Azeri President should release seven jailed journalists
21 May 2015
In a letter sent today, the International Federation of Journalists (IFJ) and the European Federation of Journalists (EFJ) call on Azerbaijan President, Ilham Aliyev, to release all seven journalists who are currently behind bars.
In recent years Azerbaijan has developed a reputation as one of the world’s worst jailers of journalists. In the past 12 months numerous journalists and human rights activists have fallen victim of what appears to be a deliberate campaign to silence critical voices in the build up to the first ever European Olympics to take place in Azerbaijan in June 2015.
The imprisoned journalists include:
- Nijat Aliyev, arrested 20 May 2012
- Araz Guliyev, arrested 8 September 2012
- Parviz Hashimli, arrested 17 September 2013
- Seymur Hazi, arrested 29 August 2014
- Khadija Ismayilova, arrested 5 December 2014
- Hilal Mamedov, arrested 21 June 2012
- Rauf Mirkadyrov, arrested 19 April 2014
Full details of the charges against them can be found on the Council of Europe’s Platform to promote the protection of journalism and safety of journalists developed in co-operation with the IFJ and EFJ.

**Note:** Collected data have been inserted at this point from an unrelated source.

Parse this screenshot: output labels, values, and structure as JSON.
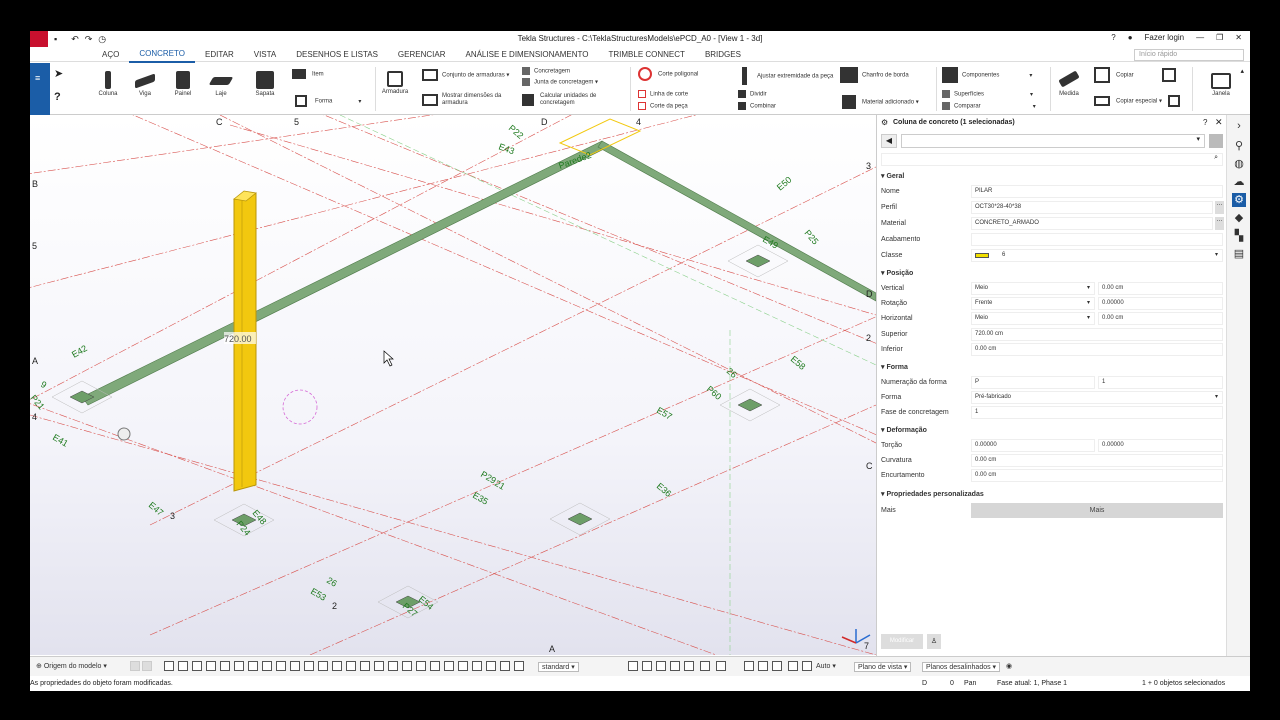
{
  "window": {
    "title": "Tekla Structures - C:\\TeklaStructuresModels\\ePCD_A0 - [View 1 - 3d]",
    "login": "Fazer login",
    "quick_search": "Início rápido"
  },
  "menu": [
    "AÇO",
    "CONCRETO",
    "EDITAR",
    "VISTA",
    "DESENHOS E LISTAS",
    "GERENCIAR",
    "ANÁLISE E DIMENSIONAMENTO",
    "TRIMBLE CONNECT",
    "BRIDGES"
  ],
  "ribbon": {
    "coluna": "Coluna",
    "viga": "Viga",
    "painel": "Painel",
    "laje": "Laje",
    "sapata": "Sapata",
    "item": "Item",
    "forma": "Forma",
    "armadura": "Armadura",
    "conjunto": "Conjunto de armaduras",
    "mostrar": "Mostrar dimensões da armadura",
    "concretagem": "Concretagem",
    "junta": "Junta de concretagem",
    "calcular": "Calcular unidades de concretagem",
    "corte_poligonal": "Corte poligonal",
    "linha_corte": "Linha de corte",
    "corte_peca": "Corte da peça",
    "ajustar": "Ajustar extremidade da peça",
    "dividir": "Dividir",
    "combinar": "Combinar",
    "chanfro": "Chanfro de borda",
    "material_adicionado": "Material adicionado",
    "componentes": "Componentes",
    "superficies": "Superfícies",
    "comparar": "Comparar",
    "medida": "Medida",
    "copiar": "Copiar",
    "copiar_especial": "Copiar especial",
    "janela": "Janela"
  },
  "viewport": {
    "column_label": "720.00",
    "grid_labels": [
      "C",
      "5",
      "D",
      "4",
      "3",
      "B",
      "5",
      "A",
      "4",
      "3",
      "2",
      "D",
      "2",
      "C",
      "A",
      "7"
    ],
    "element_labels": [
      "P22",
      "E43",
      "Parede2",
      "E50",
      "P25",
      "E49",
      "E42",
      "E41",
      "9",
      "P21",
      "26",
      "E58",
      "P60",
      "E57",
      "P29",
      "21",
      "E35",
      "E36",
      "E47",
      "E48",
      "P24",
      "26",
      "E53",
      "E54",
      "P27"
    ]
  },
  "panel": {
    "header": "Coluna de concreto (1 selecionadas)",
    "sections": {
      "geral": "Geral",
      "posicao": "Posição",
      "forma": "Forma",
      "deformacao": "Deformação",
      "personalizadas": "Propriedades personalizadas"
    },
    "rows": {
      "nome": {
        "label": "Nome",
        "value": "PILAR"
      },
      "perfil": {
        "label": "Perfil",
        "value": "OCT30*28-40*38"
      },
      "material": {
        "label": "Material",
        "value": "CONCRETO_ARMADO"
      },
      "acabamento": {
        "label": "Acabamento",
        "value": ""
      },
      "classe": {
        "label": "Classe",
        "value": "6"
      },
      "vertical": {
        "label": "Vertical",
        "value": "Meio",
        "value2": "0.00 cm"
      },
      "rotacao": {
        "label": "Rotação",
        "value": "Frente",
        "value2": "0.00000"
      },
      "horizontal": {
        "label": "Horizontal",
        "value": "Meio",
        "value2": "0.00 cm"
      },
      "superior": {
        "label": "Superior",
        "value": "720.00 cm"
      },
      "inferior": {
        "label": "Inferior",
        "value": "0.00 cm"
      },
      "numeracao": {
        "label": "Numeração da forma",
        "value": "P",
        "value2": "1"
      },
      "forma": {
        "label": "Forma",
        "value": "Pré-fabricado"
      },
      "fase": {
        "label": "Fase de concretagem",
        "value": "1"
      },
      "torcao": {
        "label": "Torção",
        "value": "0.00000",
        "value2": "0.00000"
      },
      "curvatura": {
        "label": "Curvatura",
        "value": "0.00 cm"
      },
      "encurtamento": {
        "label": "Encurtamento",
        "value": "0.00 cm"
      },
      "mais": {
        "label": "Mais",
        "value": "Mais"
      }
    },
    "modify": "Modificar"
  },
  "bottombar": {
    "origin": "Origem do modelo",
    "standard": "standard",
    "auto": "Auto",
    "plano": "Plano de vista",
    "planos": "Planos desalinhados"
  },
  "status": {
    "message": "As propriedades do objeto foram modificadas.",
    "d": "D",
    "zero": "0",
    "pan": "Pan",
    "fase": "Fase atual: 1, Phase 1",
    "selected": "1 + 0 objetos selecionados"
  },
  "colors": {
    "accent": "#1b5da7",
    "column": "#f2c80f",
    "beam": "#7fa97a",
    "grid": "#d9534f",
    "label": "#1e7a1e"
  }
}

IFJ president, Jim Boumelha, said:
"We are alarmed at the scale of attacks against press freedom in a country that is a member of the Council of Europe and should abide by its principles on freedom of expression as laid down in article 10 of the European Convention on Human Rights.

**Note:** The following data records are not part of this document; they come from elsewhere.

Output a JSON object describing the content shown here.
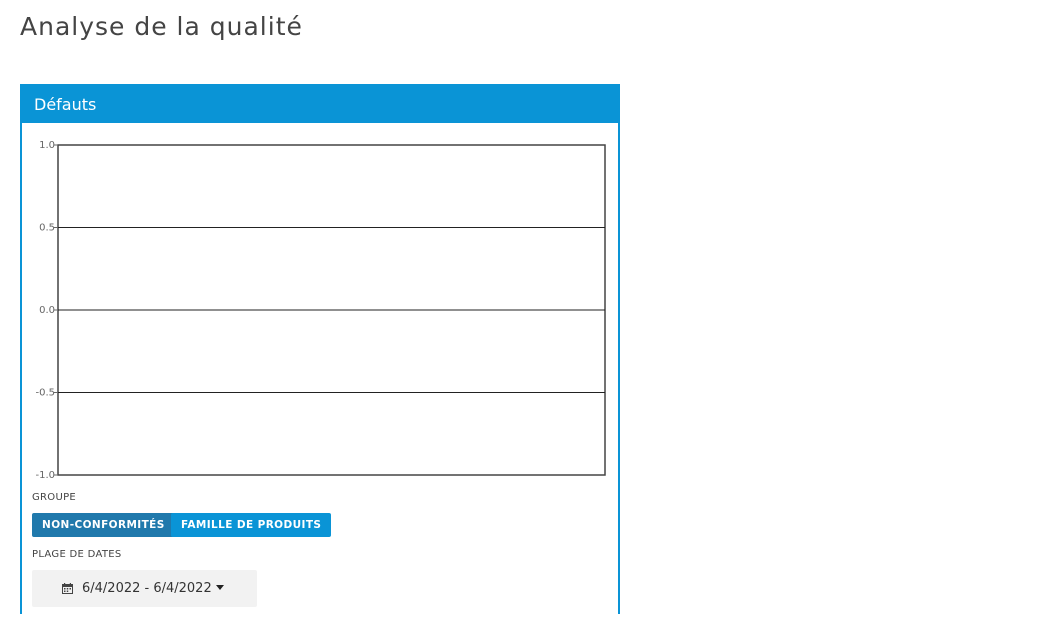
{
  "page": {
    "title": "Analyse de la qualité"
  },
  "panel": {
    "title": "Défauts"
  },
  "chart_data": {
    "type": "line",
    "title": "",
    "xlabel": "",
    "ylabel": "",
    "y_ticks": [
      "1.0",
      "0.5",
      "0.0",
      "-0.5",
      "-1.0"
    ],
    "ylim": [
      -1.0,
      1.0
    ],
    "series": [],
    "grid": true
  },
  "groupe": {
    "label": "GROUPE",
    "buttons": [
      "NON-CONFORMITÉS",
      "FAMILLE DE PRODUITS"
    ]
  },
  "plage": {
    "label": "PLAGE DE DATES",
    "value": "6/4/2022 - 6/4/2022"
  },
  "colors": {
    "accent": "#0a94d6",
    "active_button": "#2079ac"
  }
}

"Our colleagues should be released immediately without condition."
Most prominent among these is the case of Khadija Ismayilova who was arrested in December 2014 initially on spurious charges of incitement to suicide and since replaced with charges of libel and tax evasion for which she risks up to 7 years imprisonment.
Mogens Blicher Bjerregård, EFJ president said:
"Given Azerbaijan’s record on press freedom, we fear that journalists travelling to report the European Olympics will face restriction and censorship. While we warn foreign journalists to take extra precaution during the coverage of the Olympics, we urge the government to ensure that both national and foreign journalists can exercise their rights to freedom of expression and conduct any journalistic activities freely and independently."
In February it was revealed that Emin Huseynov, Director of Institute for Reporters’ Freedom and Safety (IRFS) has been holding up in the Swiss embassy since August 2014 fearing arrest following a raid on the IRFS offices. Huseynov was recently awarded €15.000 compensation by the European Court of Human Rights for abuse in police custody that he suffered in 2008.
In addition to jailing journalists on trumped up charges the government has successfully squeezed what remains of ‘independent’ press through a range of mechanisms, including excessive financial penalties imposed on media, government control over the advertising market and restrictions of the national distribution and printing systems. Newspapers Zerkalo and Azadliq are on the point of closure, while Radio Free Europe / Radio Liberty has been closed since December.
Last month the Azeri media reported that the government was issuing warnings to journalists applying for visas to attend the European Olympics. While acknowledging the right to engage in journalistic activities the rules threaten "any media person found spreading distorted information on Azerbaijan, thus unfairly representing the country’s interests will face the full force of the law."
The IFJ/ EFJ warned that the "continued incarceration does great damage not only to the country’s reputation, but also to its aspirations of becoming a modern, stable democracy with international standards of human rights and respect for freedom of expression."
The IFJ/EFJ have launched a joint campaign: Hands off press freedom in Azerbaijan.